En M1, j'ai fait un film sur la cohabitation hommes-animaux dans l'espace. Cette année, je travaille sur les arbres, en les comparant aux animaux, dans les grandes étapes du cycle du vivant.

 

• Fais-tu aussi de la photographie ?
J'essaye, j'aime bien.

 

• Un photographe qui t'inspire ?
Un seul c'est dur ! J'adore les couleurs et les ambiances de Michel d'Oultremont. En plus, il est plus jeune que moi, et j'apprécie d'autant plus son travail. Joël Brunet a des images composées avec poésie et justesse, dans des ambiances montagnardes que j'aime beaucoup... Je pourrais continuer longtemps.

 

• Quel animal rêves-tu de filmer ?
Un lynx. Une mère lynx, avec ses petits. Je suis sûre que je raterais le plan tellement je serais excitée. Et un glouton, c'est un animal au comportement très intéressant.

 

• Où rêves-tu de faire un film ?
Partout ! J'ai très envie d'aller en Écosse et au Japon de l'envers. En Océanie, en Arctique...

 

• Où rêves-tu d'être dans dix ans ?
En Malaisie, en train de filmer des singes, ou en affût panthère des neiges en Sibérie... J'aimerais vraiment réaliser mes films, j'ai plein d'idées !

 

• Qu'est-ce que tu trouves le plus dur dans la réalisation de documentaire animalier ?
Rater une opportunité. Préparer le terrain, attendre des heures, ou des jours, se donner beaucoup de mal, et rater le moment quand il se présente. Ça n'arrive heureusement pas trop souvent, mais ça donne envie de s'ouvrir les veines en affût.
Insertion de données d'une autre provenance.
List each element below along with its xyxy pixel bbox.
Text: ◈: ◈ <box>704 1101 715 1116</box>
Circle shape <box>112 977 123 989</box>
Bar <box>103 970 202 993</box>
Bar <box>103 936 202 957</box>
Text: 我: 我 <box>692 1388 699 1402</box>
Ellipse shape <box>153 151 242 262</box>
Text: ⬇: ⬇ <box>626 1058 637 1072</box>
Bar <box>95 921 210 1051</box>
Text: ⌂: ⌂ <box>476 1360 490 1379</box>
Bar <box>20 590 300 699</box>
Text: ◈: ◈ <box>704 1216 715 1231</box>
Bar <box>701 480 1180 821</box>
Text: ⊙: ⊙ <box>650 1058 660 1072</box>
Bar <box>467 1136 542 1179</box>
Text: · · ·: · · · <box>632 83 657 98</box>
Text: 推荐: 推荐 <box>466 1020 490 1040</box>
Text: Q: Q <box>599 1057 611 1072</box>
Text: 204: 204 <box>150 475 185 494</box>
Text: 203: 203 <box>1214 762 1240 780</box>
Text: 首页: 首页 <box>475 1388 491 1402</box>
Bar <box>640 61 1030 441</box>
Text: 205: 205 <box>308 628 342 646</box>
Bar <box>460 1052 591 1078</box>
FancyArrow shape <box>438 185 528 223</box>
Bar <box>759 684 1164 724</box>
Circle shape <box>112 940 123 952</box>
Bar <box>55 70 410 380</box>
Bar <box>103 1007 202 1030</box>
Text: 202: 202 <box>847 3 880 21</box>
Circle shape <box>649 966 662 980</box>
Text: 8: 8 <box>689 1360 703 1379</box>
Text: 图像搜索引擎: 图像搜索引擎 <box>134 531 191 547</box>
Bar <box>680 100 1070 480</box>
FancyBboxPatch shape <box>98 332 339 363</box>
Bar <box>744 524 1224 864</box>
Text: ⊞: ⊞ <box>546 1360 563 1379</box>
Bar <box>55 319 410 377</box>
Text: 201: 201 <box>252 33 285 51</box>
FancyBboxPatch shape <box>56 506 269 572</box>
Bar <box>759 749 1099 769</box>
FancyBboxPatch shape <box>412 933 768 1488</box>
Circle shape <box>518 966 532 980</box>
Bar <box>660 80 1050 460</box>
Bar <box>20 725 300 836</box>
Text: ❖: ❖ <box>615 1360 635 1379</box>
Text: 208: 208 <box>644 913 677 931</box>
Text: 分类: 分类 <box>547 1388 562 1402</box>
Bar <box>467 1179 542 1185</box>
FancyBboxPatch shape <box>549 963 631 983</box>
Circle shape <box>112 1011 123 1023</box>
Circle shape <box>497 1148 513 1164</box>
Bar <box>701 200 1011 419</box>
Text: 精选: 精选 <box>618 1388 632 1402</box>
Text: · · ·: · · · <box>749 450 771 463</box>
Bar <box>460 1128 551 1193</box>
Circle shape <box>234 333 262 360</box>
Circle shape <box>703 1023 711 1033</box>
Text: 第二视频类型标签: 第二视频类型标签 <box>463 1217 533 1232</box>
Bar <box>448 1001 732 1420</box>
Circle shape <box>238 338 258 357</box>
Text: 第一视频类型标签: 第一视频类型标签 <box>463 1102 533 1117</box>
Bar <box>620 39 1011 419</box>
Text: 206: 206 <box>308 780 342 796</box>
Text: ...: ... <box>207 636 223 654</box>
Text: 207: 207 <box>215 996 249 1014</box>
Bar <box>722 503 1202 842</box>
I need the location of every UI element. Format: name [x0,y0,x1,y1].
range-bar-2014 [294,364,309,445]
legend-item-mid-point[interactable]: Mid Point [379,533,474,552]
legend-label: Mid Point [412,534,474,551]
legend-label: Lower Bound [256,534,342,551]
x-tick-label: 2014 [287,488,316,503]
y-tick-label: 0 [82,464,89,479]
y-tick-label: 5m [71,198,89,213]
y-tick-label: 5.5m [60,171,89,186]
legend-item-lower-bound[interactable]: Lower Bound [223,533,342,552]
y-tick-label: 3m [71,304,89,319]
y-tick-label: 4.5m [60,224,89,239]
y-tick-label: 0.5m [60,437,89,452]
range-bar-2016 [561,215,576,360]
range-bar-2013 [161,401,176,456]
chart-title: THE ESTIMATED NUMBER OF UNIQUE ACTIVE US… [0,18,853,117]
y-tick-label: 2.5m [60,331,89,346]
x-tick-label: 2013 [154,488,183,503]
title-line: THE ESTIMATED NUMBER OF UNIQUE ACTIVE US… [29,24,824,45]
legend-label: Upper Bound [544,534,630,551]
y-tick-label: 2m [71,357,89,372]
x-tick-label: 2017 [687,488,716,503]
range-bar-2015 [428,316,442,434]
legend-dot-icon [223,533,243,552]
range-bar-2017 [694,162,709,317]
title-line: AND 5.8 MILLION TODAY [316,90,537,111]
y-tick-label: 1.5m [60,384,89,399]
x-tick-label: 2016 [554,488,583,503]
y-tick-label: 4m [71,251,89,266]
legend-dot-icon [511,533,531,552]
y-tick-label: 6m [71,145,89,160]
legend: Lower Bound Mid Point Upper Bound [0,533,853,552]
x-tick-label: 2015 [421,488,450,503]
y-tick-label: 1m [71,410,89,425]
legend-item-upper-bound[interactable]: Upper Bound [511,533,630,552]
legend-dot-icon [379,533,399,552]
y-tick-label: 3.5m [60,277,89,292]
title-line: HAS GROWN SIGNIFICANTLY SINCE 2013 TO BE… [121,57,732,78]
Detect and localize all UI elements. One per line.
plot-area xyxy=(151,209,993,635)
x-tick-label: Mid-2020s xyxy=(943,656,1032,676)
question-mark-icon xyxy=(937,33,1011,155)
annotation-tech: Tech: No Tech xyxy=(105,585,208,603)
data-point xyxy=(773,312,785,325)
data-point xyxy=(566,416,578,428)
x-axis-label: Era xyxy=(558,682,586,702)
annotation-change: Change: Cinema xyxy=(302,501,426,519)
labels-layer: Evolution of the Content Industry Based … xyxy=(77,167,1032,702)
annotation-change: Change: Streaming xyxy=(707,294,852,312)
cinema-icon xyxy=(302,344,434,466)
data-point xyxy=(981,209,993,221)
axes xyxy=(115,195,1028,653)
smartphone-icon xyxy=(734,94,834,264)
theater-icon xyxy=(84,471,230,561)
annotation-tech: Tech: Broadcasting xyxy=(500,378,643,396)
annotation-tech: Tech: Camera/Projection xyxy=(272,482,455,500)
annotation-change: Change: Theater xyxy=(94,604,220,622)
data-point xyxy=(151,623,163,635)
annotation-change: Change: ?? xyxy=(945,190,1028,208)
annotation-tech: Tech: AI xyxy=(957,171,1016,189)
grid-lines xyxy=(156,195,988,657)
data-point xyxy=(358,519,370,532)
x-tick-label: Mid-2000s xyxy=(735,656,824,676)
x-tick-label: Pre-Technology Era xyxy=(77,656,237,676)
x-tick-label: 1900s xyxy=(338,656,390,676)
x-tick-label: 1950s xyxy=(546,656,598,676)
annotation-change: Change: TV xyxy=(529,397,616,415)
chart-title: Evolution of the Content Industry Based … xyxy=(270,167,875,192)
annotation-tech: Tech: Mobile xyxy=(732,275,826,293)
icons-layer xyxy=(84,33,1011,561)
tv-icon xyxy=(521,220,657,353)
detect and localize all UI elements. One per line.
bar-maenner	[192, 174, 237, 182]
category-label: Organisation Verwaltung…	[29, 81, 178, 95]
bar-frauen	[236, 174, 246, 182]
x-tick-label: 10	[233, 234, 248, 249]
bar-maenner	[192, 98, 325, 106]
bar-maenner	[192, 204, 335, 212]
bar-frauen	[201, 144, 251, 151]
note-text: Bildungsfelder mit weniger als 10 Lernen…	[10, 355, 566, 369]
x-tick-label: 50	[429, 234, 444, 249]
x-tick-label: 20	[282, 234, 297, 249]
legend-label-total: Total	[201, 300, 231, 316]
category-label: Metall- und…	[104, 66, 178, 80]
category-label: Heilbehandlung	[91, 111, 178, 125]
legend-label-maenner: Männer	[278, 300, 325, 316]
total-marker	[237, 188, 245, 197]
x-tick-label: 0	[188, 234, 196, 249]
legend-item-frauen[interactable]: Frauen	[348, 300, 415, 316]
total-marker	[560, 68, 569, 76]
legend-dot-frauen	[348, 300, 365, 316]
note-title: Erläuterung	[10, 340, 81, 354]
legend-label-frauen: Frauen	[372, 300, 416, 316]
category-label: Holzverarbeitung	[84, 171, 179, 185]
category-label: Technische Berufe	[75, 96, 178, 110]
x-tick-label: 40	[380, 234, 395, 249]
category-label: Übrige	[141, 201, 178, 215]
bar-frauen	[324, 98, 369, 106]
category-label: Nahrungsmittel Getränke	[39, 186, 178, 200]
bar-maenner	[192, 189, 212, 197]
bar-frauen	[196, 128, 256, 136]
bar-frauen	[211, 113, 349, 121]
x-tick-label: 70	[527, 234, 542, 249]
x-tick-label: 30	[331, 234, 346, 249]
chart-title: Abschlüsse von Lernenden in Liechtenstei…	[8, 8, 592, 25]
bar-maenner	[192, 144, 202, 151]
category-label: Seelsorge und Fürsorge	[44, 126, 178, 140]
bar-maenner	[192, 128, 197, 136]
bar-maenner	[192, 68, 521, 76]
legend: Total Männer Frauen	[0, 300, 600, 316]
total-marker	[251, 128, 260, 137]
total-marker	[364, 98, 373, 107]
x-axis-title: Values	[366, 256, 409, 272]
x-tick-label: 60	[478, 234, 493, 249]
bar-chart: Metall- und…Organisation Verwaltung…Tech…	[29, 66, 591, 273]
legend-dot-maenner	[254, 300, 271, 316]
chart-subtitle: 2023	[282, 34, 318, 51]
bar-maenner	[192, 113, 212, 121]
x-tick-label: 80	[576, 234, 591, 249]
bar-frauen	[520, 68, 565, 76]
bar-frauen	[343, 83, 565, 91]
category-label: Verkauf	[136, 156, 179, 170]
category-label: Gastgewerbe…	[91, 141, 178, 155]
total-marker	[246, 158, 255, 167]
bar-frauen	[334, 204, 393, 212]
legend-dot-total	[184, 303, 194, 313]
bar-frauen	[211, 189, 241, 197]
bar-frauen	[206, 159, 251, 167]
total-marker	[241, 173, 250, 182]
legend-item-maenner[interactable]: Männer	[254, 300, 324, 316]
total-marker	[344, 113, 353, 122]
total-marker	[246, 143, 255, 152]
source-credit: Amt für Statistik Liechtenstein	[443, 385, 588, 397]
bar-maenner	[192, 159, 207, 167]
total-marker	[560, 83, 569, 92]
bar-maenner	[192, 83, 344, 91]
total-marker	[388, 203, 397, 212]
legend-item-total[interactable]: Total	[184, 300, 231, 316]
Le dérushage peut être très décourageant, s'il manque des plans, si on les a ratés. Et c'est très long, et demande beaucoup de rigueur !
Je trouve aussi très difficile de montrer le film une fois qu'il est fait.

 

• Et ce que tu préfères ?
J'aime toute la chaîne de réalisation. C'est un plaisir. Penser à une idée, la faire mûrir, se documenter, l'imaginer. Ecrire, réécrire, repérer, observer. Le cadre, c'est incroyable. Tu passes des heures dans un état d'attente, d'observation. J'adore le montage aussi, même si les premiers choix de plans sont toujours une souffrance. Le mixage apporte le relief, le lien. C'est un travail hyper complet, hyper stimulant, qui demande toujours un regard neuf et une introspection, on ne s'ennuie pas...

 

• Un souvenir de tournage ?
Pour le moment, mon plus beau souvenir c'est l'année dernière, quand je cherchais à faire un plan très rapproché d'un chevreuil. Un portrait, plein cadre. En affût, je n'arrivais pas à être assez près. Alors j'ai fait de l'approche, et j'ai maraudé pendant plusieurs jours. Et puis je suis tombée nez à nez avec un brocard, que j'ai réussi à filmer, avec quelques amorces de ronces.